We start again with the basic equilibrium, a minimized distribution network will deliver maximum entropp flow under small shock. In short, is adjusts inventory in the minimum number of exchanges.
In transportation, a shock is seen as long lines at the pump. The theory implies the buyer/seller arrangent is governed by queue management, keep the line length at 1.5 Under minimum net configuration, the fuel buyer looks at queue only, how many lined up at the pump. Waiting times are more important than price
When fuel shortage hit, the queues jump for days, and schedules everywhere are so fouled that the cost is much greater than the cost of a gas hike. After a queue mash up, buyers and seller seek a greater variety of prices over time for their finite fuel purchases.
The regime shift, as Hamilton calls it, is a change in the buyer/seller arrangement. The seller looks at price first. He looks for high but reasonable, then he looks at queue. By maximizing mutual entropy between the fuel budget and the queue length, here results an optimum match between the finite set of buyer fuel needs and the set of localized gas distributed. The net maintains maximal disorder, transaction are maximally encoded.
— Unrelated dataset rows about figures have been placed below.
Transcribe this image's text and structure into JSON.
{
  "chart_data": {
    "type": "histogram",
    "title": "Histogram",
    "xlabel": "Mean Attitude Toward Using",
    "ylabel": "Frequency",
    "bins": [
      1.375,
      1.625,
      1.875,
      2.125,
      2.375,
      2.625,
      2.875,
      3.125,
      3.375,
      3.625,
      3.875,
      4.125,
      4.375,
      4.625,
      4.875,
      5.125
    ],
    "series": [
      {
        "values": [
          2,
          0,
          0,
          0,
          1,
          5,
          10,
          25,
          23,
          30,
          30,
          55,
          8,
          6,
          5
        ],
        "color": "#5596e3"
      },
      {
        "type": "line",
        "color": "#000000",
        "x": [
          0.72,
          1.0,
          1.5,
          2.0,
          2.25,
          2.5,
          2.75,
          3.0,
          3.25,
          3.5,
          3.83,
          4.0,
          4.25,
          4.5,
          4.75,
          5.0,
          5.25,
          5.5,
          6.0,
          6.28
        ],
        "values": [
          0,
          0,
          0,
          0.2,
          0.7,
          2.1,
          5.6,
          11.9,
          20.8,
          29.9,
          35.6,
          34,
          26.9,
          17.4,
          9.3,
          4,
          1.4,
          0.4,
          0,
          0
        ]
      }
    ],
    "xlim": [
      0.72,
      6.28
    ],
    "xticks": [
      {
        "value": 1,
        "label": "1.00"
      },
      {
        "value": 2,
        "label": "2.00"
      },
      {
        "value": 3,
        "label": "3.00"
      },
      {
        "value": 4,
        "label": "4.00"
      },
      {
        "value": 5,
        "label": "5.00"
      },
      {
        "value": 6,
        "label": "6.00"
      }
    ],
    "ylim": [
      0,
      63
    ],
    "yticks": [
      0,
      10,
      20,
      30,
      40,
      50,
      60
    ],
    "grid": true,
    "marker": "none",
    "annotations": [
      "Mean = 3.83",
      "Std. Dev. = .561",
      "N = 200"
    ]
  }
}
The result should show up in data comaring unit volume fuel purchases and fuel prices over time. After the Hamitonian shift, the mutual entroyp measure between the two should show fewer unattended mismatches in the sequence. Price and queue length at the finite set of distribution price are back in harmony. The result will be greater fuel efficiency, and we often see a short term burst in fuel usage as it become allocated more efficiently with price signals.